By Diana Pope, Staff Writer
Everyone nowadays seems to be obsessed with one thing: social media image. Social media has an undeniable presence in American society, and it is one of the most accessible commodities in the world right now. Anyone can open a Facebook account or start an Instagram — the beauty of social media is that both the lonely middle schooler and the President of the United States are able to access it. However, the easy accessibility of social media comes at a great cost: those using it are often subject to anxiety about how the world is looking at their online accounts.
In college, social media is especially important as a tool for jobs, dating, friendships and information.
Before social media, you’d have to go to a party, the local bar or a club in order to find someone to date. Now, social media and dating apps have made the process of dating “easier” on all fronts. But has it really made dating less difficult?
Now you have to worry about whether the person you’re talking to over text, Facebook, or Tinder is really who you think he or she is. For all you know, you could be meeting a kleptomaniac or codependent person over social media. People can cower behind their screens with a freshly polished selfie or a five-year old prom picture in order to hide their true character. Social media has the potential to bury a whole host of questions about the person behind the profile.

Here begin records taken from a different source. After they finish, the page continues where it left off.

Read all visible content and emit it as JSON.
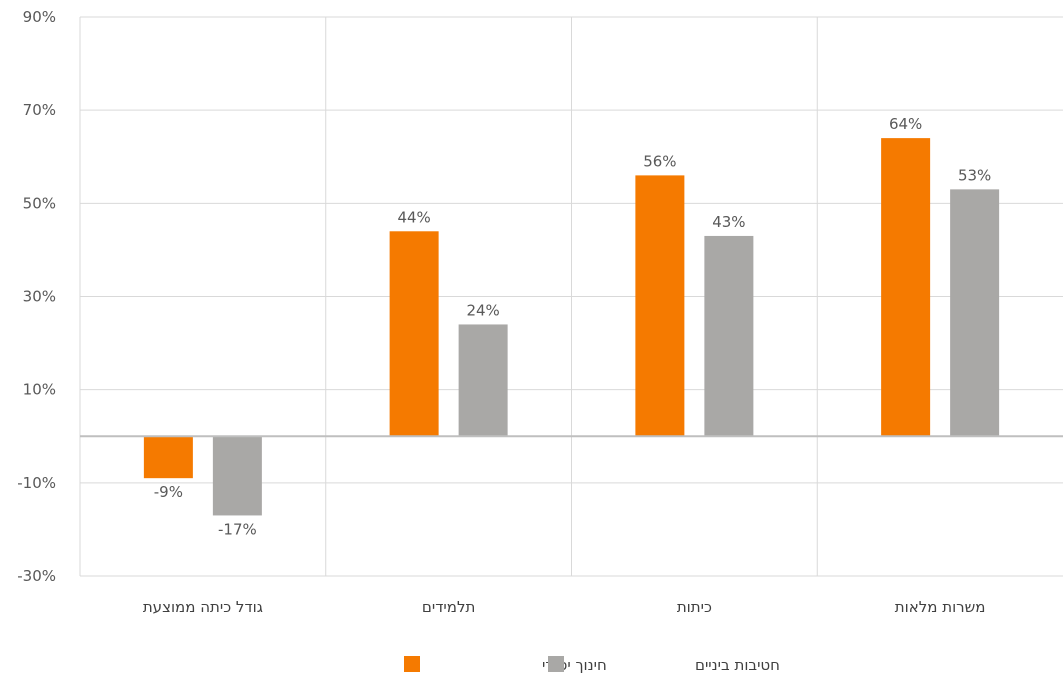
{
  "chart_data": {
    "type": "bar",
    "categories": [
      "גודל כיתה ממוצעת",
      "תלמידים",
      "כיתות",
      "משרות מלאות"
    ],
    "series": [
      {
        "name": "חינוך יסודי",
        "color": "#F57A00",
        "values": [
          -9,
          44,
          56,
          64
        ],
        "labels": [
          "-9%",
          "44%",
          "56%",
          "64%"
        ]
      },
      {
        "name": "חטיבות ביניים",
        "color": "#A9A8A6",
        "values": [
          -17,
          24,
          43,
          53
        ],
        "labels": [
          "-17%",
          "24%",
          "43%",
          "53%"
        ]
      }
    ],
    "ylim": [
      -30,
      90
    ],
    "yticks": [
      -30,
      -10,
      10,
      30,
      50,
      70,
      90
    ],
    "ytick_labels": [
      "-30%",
      "-10%",
      "10%",
      "30%",
      "50%",
      "70%",
      "90%"
    ],
    "grid": true,
    "legend_position": "bottom"
  }
}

At the same time, you have to worry about whether your friends are approving of your daily Facebook statuses or Instagram posts. Whatever you do on social media will be scrutinized and judged by your audience. The new “selfie culture” has spawned a whole generation of teens and college students who are obsessed with how their image is portrayed on social media. If you’re eating dinner out with your boyfriend, the whole world has to know about it through social media. Today, people who lead “private lives” are those who don’t resort to social media for a daily update about whatever’s going on in their lives. After all, do you really have a social life if you don’t post anything on social media?
Social media has also transformed how everyone learns about politics in our country. Today, people can learn about the news through sensational Facebook posts or 100-character tweets. Everyone reads their own version of the news through their Facebook news feeds — whether that’s hilarious Buzzfeed articles or RightWingWatch. Social media is now the backdrop behind “true” journalism in modern society. After all, if a news story doesn’t have at least a thousand shares on social media, then it really doesn’t have any market value or veritability.
Even President Trump uses social media to disseminate his version of the news and share his daily political commentary. When you open NPR in the morning, you are almost guaranteed to find a front page news story on the President’s newest tweet. It’s true that the American public would probably still be transfixed with coffee-stained newspapers if it weren’t for social media, but at least they would be reading from sources that actually do their research.
Social media may be twenty-first century society’s most accessible convenience, but it is also our heaviest burden. Middle schoolers, college students, politicians, businessmen, even parents are all obsessed with how others look at them through the social media lenses. Social media impacts every interpersonal aspect of our life, whether you admit it or not. It is undeniably the most inconvenient convenience of modern-day society.